I Love Lucy
I Love Lucy
Ok, I admit it, the title is misleading. This isn’t a reflection on a 60’s era sitcom with a quirky red head. Instead it is some thoughts on the 2014 film Lucy directed by Luc Besson (who also wrote it) and starring Scarlett Johansson and Morgan Freeman.
I want to start out by stating that I enjoyed the film. But there is a part of me that found the whole premise and subsequent story a bit… contrived. Based on the concepts of brain power utilization the film follows the path of the main character’s (Lucy’s) transformation from a simpleton to a high powered mental dynamo.
Sure, it follows the whole science fiction angle of using a super drug to cause the transformation and we even get glimpses of Morgan Freeman’s character giving a lecture on the changes that are happening within Lucy (though unrelated to the transformation itself). But maybe this is where I am getting the wonky feeling from.
Essentially the movie is pushed along in the flight and fight toward Lucy becoming exactly what the movie wants her to be. It isn’t a sense of growth so much as it is a drive where we are being pushed toward the final outcome. The vehicle has no motor so we are forced to contend with what the driver wants us to experience.

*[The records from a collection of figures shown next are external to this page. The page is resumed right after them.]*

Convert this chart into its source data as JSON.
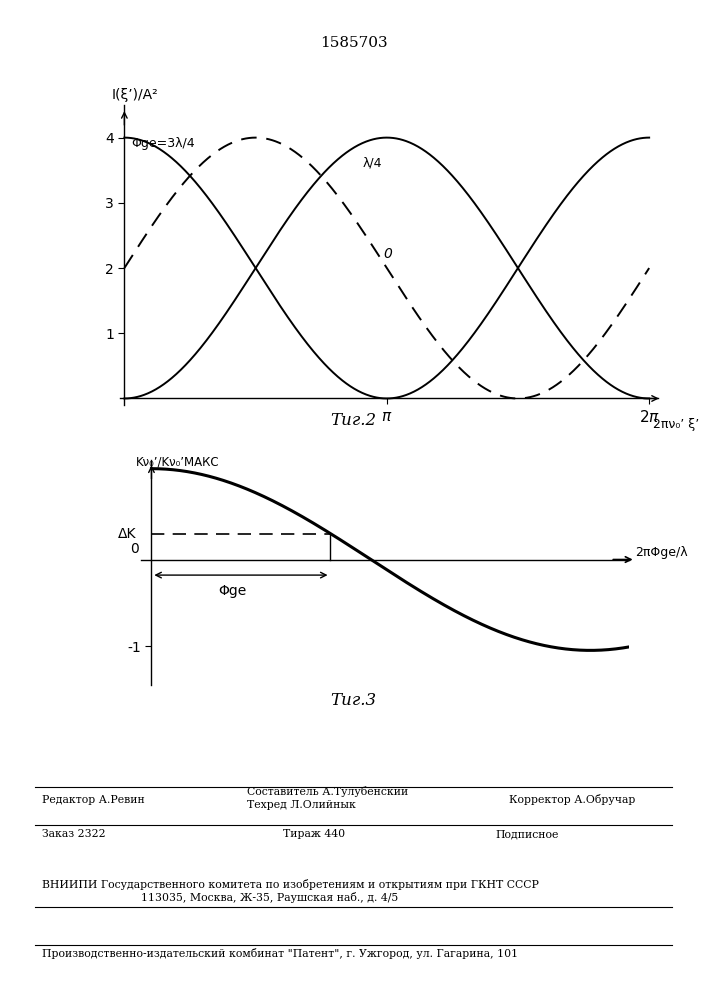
{
  "patent_number": "1585703",
  "fig2_caption": "Τиг.2",
  "fig3_caption": "Τиг.3",
  "fig2_ylabel": "I(ξ’)/A²",
  "fig2_xlabel": "2πν₀’ ξ’",
  "fig2_curve_solid1_label": "Φge=3λ/4",
  "fig2_curve_dashed_label": "λ/4",
  "fig2_curve_solid2_label": "0",
  "fig3_ylabel": "Kν₀’/Kν₀’МАКС",
  "fig3_xlabel": "2πΦge/λ",
  "fig3_ytick_minus1": "-1",
  "fig3_dk_label": "ΔK",
  "fig3_fge_label": "Φge",
  "footer_editor": "Редактор А.Ревин",
  "footer_compiler": "Составитель А.Тулубенский",
  "footer_techred": "Техред Л.Олийнык",
  "footer_corrector": "Корректор А.Обручар",
  "footer_order": "Заказ 2322",
  "footer_tirazh": "Тираж 440",
  "footer_podp": "Подписное",
  "footer_vniipи": "ВНИИПИ Государственного комитета по изобретениям и открытиям при ГКНТ СССР",
  "footer_address": "113035, Москва, Ж-35, Раушская наб., д. 4/5",
  "footer_patent": "Производственно-издательский комбинат \"Патент\", г. Ужгород, ул. Гагарина, 101"
}
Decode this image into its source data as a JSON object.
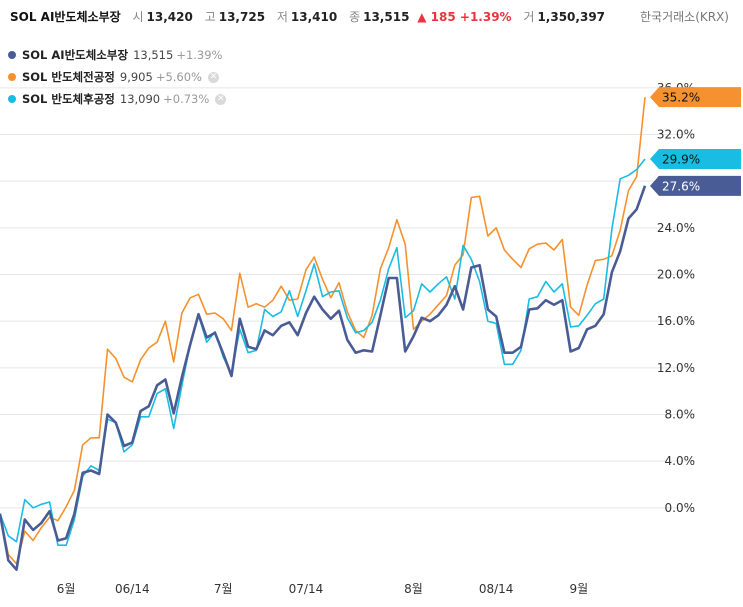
{
  "header": {
    "name": "SOL AI반도체소부장",
    "open_label": "시",
    "open": "13,420",
    "high_label": "고",
    "high": "13,725",
    "low_label": "저",
    "low": "13,410",
    "close_label": "종",
    "close": "13,515",
    "change": "▲ 185 +1.39%",
    "volume_label": "거",
    "volume": "1,350,397",
    "source": "한국거래소(KRX)"
  },
  "legend": [
    {
      "name": "SOL AI반도체소부장",
      "value": "13,515",
      "change": "+1.39%",
      "color": "#4a5c96",
      "removable": false
    },
    {
      "name": "SOL 반도체전공정",
      "value": "9,905",
      "change": "+5.60%",
      "color": "#f5912e",
      "removable": true
    },
    {
      "name": "SOL 반도체후공정",
      "value": "13,090",
      "change": "+0.73%",
      "color": "#19bde3",
      "removable": true
    }
  ],
  "chart_data": {
    "type": "line",
    "ylim": [
      -5.5,
      36.5
    ],
    "yticks": [
      "36.0%",
      "32.0%",
      "28.0%",
      "24.0%",
      "20.0%",
      "16.0%",
      "12.0%",
      "8.0%",
      "4.0%",
      "0.0%"
    ],
    "ytick_values": [
      36,
      32,
      28,
      24,
      20,
      16,
      12,
      8,
      4,
      0
    ],
    "xticks": [
      "6월",
      "06/14",
      "7월",
      "07/14",
      "8월",
      "08/14",
      "9월"
    ],
    "xtick_index": [
      8,
      16,
      27,
      37,
      50,
      60,
      70
    ],
    "grid": "horizontal",
    "series": [
      {
        "name": "SOL AI반도체소부장",
        "color": "#4a5c96",
        "end_label": "27.6%",
        "values": [
          -0.5,
          -4.5,
          -5.3,
          -1.0,
          -1.9,
          -1.3,
          -0.3,
          -2.8,
          -2.6,
          -0.5,
          3.0,
          3.2,
          2.9,
          8.0,
          7.3,
          5.3,
          5.6,
          8.3,
          8.7,
          10.5,
          11.0,
          8.1,
          11.2,
          14.0,
          16.6,
          14.6,
          15.0,
          13.2,
          11.3,
          16.2,
          13.8,
          13.6,
          15.2,
          14.8,
          15.6,
          15.9,
          14.8,
          16.7,
          18.1,
          17.0,
          16.2,
          16.9,
          14.4,
          13.3,
          13.5,
          13.4,
          16.5,
          19.7,
          19.7,
          13.4,
          14.7,
          16.3,
          16.0,
          16.5,
          17.4,
          19.0,
          17.0,
          20.6,
          20.8,
          17.0,
          16.4,
          13.3,
          13.3,
          13.8,
          17.0,
          17.1,
          17.8,
          17.4,
          17.8,
          13.4,
          13.7,
          15.3,
          15.6,
          16.6,
          20.2,
          22.0,
          24.8,
          25.6,
          27.6
        ]
      },
      {
        "name": "SOL 반도체전공정",
        "color": "#f5912e",
        "end_label": "35.2%",
        "values": [
          -0.5,
          -4.0,
          -4.8,
          -2.0,
          -2.8,
          -1.7,
          -0.8,
          -1.1,
          0.1,
          1.5,
          5.4,
          6.0,
          6.0,
          13.6,
          12.8,
          11.2,
          10.8,
          12.7,
          13.7,
          14.2,
          16.0,
          12.5,
          16.7,
          18.0,
          18.3,
          16.6,
          16.7,
          16.2,
          15.2,
          20.1,
          17.2,
          17.5,
          17.2,
          17.8,
          19.0,
          17.8,
          17.9,
          20.4,
          21.5,
          19.6,
          18.0,
          19.3,
          16.8,
          15.2,
          14.6,
          16.5,
          20.5,
          22.3,
          24.7,
          22.6,
          15.3,
          16.0,
          16.6,
          17.4,
          18.2,
          20.8,
          21.7,
          26.6,
          26.7,
          23.3,
          24.0,
          22.1,
          21.3,
          20.6,
          22.2,
          22.6,
          22.7,
          22.1,
          23.0,
          17.2,
          16.5,
          19.1,
          21.2,
          21.3,
          21.6,
          23.8,
          27.2,
          28.4,
          35.2
        ]
      },
      {
        "name": "SOL 반도체후공정",
        "color": "#19bde3",
        "end_label": "29.9%",
        "values": [
          -0.5,
          -2.4,
          -2.9,
          0.7,
          0.0,
          0.3,
          0.5,
          -3.2,
          -3.2,
          -1.0,
          2.7,
          3.6,
          3.2,
          7.6,
          7.3,
          4.8,
          5.4,
          7.8,
          7.8,
          9.8,
          10.2,
          6.8,
          10.5,
          14.0,
          16.5,
          14.2,
          15.1,
          12.9,
          11.5,
          15.3,
          13.3,
          13.5,
          17.0,
          16.4,
          16.8,
          18.6,
          16.4,
          18.6,
          20.9,
          18.1,
          18.5,
          18.6,
          16.3,
          15.0,
          15.2,
          15.9,
          17.8,
          20.5,
          22.3,
          16.3,
          16.9,
          19.2,
          18.5,
          19.2,
          19.8,
          17.9,
          22.5,
          21.3,
          19.4,
          16.0,
          15.8,
          12.3,
          12.3,
          13.5,
          17.9,
          18.1,
          19.4,
          18.5,
          19.2,
          15.5,
          15.6,
          16.5,
          17.5,
          17.9,
          23.9,
          28.2,
          28.5,
          29.0,
          29.9
        ]
      }
    ]
  }
}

I know, I know, that is essentially what happens in any story. So why is it different with this? In a best case scenario, we are pulled through a story and sure we experience what the storyteller wants us to experience. But in a good story we are given just enough information to allow us to fill in the gaps. That isn’t what happens in this one. We are pretty much spoon fed the concepts and then shown exactly how they could play out in a real world scenario. I dare say that it is almost like the lecture that Morgan Freeman is giving is the film itself and we are experiencing his visual aids.
If it weren’t for the work of the actors within the story that could sink the whole thing. But this was the highlight of the story for me. The role of Lucy, played by Scarlett Johansson gives me a whole new respect for her as an actress. From the moment you first meet her within the story and then all the way through, you can feel the changes that happen to her and experience them along with her.
There were a couple of times that I ended up rewinding to see if maybe I had missed something. This was an effect of the transitions between the lecture and the story itself. Of course, in those different spots, I found myself in a strange portion of the story that didn’t really follow the cause and effect of the storyline. Case in point: shortly after Lucy has been hijacked as a drug mule we find her in a cell, chained to a wall. For me, I don’t know that it was adequately explained how she ended up there. But this is the moment that sets the main concept of the film in motion. Basically, it was too convenient of a happenstance without much impetus for it to exist. If it wasn’t an integral part of the plot, it would serve no purpose in the story at all (pushed through the story, we are).
At this point, I think I have harped on the movie a bit more than it deserves. All in all, I found it enjoyable, though nothing that you would go out of your way to watch. Personally, this is one I would happily wait till it is on Netflix to watch or do as I have already done and pick up a copy of the DVD at your local library. It was good enough that I have watched it twice now and not really felt like I wasted the two hours or so.
And now I will add some glorified filler to this because I realized that if I ended it on the paragraph above my word count would have been 666. It isn’t that I am superstitious or anything but for some odd reason that just felt wrong to me.